Secondly, the controlled release of therapeutic agents from injectable hydrogels remains a challenge. Injectable hydrogels have the potential to encapsulate and deliver various anti-cancer drugs. However, achieving sustained and controlled release of these agents from the hydrogels is essential for optimal therapeutic outcomes. The release kinetics should be tailored to match the desired drug concentration and duration of treatment. Developing hydrogels that can release therapeutic agents in a controlled manner remains a complex task, requiring careful consideration of factors such as drug loading, hydrogel degradation, and diffusion properties.
Thirdly, the biocompatibility and biodegradability of injectable hydrogels are crucial factors for their successful translation to the clinic. Since most hydrogels are composed of chemically synthesized polymers via organic solvents or cross-linking agents, degradation of the polymer matrix may trigger an inflammatory response. Therefore, the possible immunogenicity caused by hydrogels is also an issue of concern. The short-term biocompatibility of hydrogels can be evaluated using animal models, but there is no guarantee that the long-term biocompatibility will be the same, and the long-term safety of composite hydrogels and additives is still an important issue of concern. Ensuring the safety and efficacy of injectable hydrogels in vivo is a critical step towards their clinical translation.
Finally, the clinical translation of injectable hydrogels for cancer therapy is hindered by regulatory and manufacturing challenges. The development and approval of medical devices, including injectable hydrogels, require compliance with rigorous regulatory standards and guidelines. These standards ensure the safety, efficacy, and quality of the hydrogels, but they also add complexity and time to the translation process. Additionally, the scale-up manufacturing of injectable hydrogels to meet the demands of large-scale clinical trials and commercialization poses significant challenges.
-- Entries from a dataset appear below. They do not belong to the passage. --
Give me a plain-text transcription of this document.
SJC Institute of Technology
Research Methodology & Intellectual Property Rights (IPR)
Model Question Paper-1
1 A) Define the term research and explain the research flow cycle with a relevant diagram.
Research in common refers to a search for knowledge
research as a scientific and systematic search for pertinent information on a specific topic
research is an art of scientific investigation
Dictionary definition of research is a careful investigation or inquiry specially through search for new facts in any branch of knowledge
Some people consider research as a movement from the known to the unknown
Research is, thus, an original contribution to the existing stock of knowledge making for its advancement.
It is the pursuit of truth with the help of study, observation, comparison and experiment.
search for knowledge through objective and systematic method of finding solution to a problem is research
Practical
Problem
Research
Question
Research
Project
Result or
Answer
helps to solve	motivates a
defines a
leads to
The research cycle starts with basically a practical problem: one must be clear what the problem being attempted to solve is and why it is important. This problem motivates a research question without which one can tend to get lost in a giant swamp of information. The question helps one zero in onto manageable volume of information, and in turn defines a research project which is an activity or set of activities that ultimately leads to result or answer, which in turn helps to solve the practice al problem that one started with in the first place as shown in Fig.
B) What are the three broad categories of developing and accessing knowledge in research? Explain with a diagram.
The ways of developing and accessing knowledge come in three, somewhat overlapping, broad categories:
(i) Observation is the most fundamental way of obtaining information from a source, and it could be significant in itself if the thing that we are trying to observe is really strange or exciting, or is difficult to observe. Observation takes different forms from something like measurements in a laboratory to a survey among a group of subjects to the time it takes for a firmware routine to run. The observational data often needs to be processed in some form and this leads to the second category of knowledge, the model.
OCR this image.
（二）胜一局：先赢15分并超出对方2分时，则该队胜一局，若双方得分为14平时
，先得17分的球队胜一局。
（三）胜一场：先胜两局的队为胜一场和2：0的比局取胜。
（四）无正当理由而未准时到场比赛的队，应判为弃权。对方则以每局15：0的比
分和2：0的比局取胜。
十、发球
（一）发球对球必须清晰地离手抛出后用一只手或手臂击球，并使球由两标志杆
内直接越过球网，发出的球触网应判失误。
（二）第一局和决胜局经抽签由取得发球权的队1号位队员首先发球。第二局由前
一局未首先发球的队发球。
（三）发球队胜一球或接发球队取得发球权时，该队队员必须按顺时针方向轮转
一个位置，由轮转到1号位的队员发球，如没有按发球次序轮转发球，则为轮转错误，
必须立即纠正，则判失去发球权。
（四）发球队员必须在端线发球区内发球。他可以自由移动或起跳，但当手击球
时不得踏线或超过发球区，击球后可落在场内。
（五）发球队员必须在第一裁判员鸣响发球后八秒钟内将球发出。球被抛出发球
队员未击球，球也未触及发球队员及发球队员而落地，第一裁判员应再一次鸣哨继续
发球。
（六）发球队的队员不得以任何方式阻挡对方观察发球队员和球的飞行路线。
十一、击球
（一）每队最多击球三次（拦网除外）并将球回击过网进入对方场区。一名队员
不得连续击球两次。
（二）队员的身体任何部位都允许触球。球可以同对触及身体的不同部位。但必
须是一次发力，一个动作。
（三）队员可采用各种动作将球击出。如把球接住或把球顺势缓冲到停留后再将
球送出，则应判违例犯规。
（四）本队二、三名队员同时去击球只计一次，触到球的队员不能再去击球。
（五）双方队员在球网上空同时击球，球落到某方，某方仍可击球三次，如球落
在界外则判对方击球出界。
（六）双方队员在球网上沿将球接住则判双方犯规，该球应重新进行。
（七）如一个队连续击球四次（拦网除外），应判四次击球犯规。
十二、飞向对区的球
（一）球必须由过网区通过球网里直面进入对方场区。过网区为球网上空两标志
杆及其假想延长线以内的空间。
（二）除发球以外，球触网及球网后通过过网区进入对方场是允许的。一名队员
Ensuring batch-to-batch consistency, reproducibility, and cost-effectiveness are key considerations for successful clinical translation.
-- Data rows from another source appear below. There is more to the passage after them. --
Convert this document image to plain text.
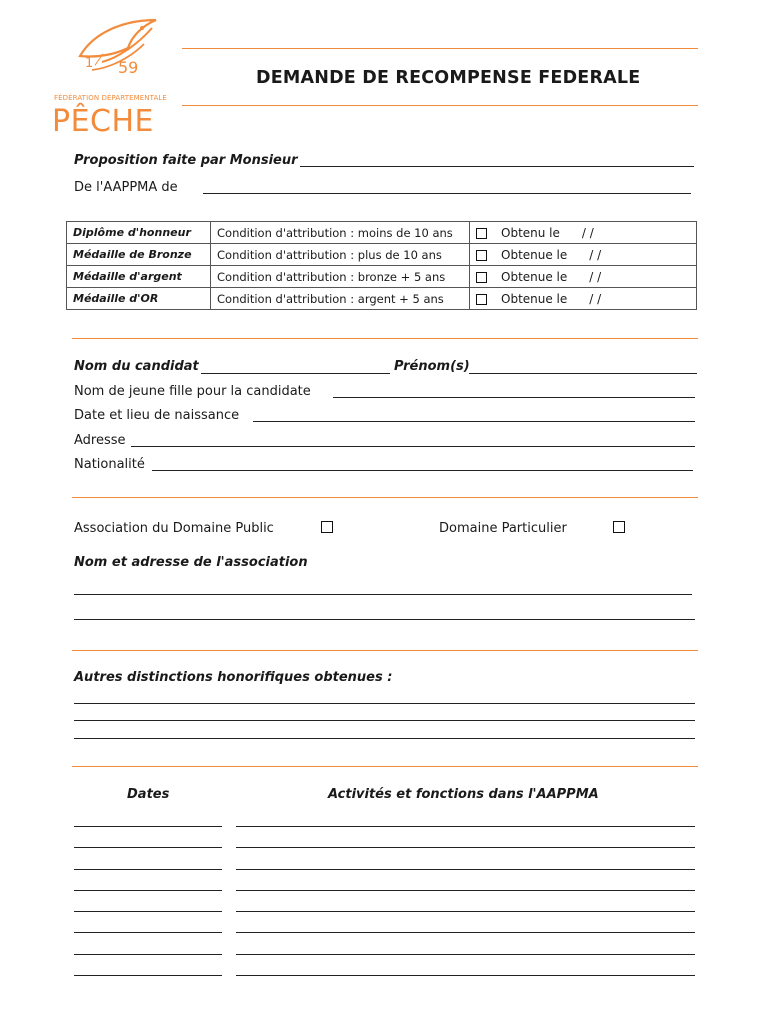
1 59
FÉDÉRATION DÉPARTEMENTALE
PÊCHE
DEMANDE DE RECOMPENSE FEDERALE
Proposition faite par Monsieur
De l'AAPPMA de
Diplôme d'honneur	Condition d'attribution : moins de 10 ans	Obtenu le / /
Médaille de Bronze	Condition d'attribution : plus de 10 ans	Obtenue le / /
Médaille d'argent	Condition d'attribution : bronze + 5 ans	Obtenue le / /
Médaille d'OR	Condition d'attribution : argent + 5 ans	Obtenue le / /
Nom du candidat	Prénom(s)
Nom de jeune fille pour la candidate
Date et lieu de naissance
Adresse
Nationalité
Association du Domaine Public	Domaine Particulier
Nom et adresse de l'association
Autres distinctions honorifiques obtenues :
Dates	Activités et fonctions dans l'AAPPMA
In conclusion, although there are still many risks and challenges associated with the large-scale application of hydrogels in cancer therapy, they also offer several advantages and broader perspectives than conventional therapeutic agents (Fig. 9). Future attention will also be more focused on highly controlled and precisely tunable injectable hydrogel formulations as well as on the study of release kinetics and triggering conditions of different hydrogels.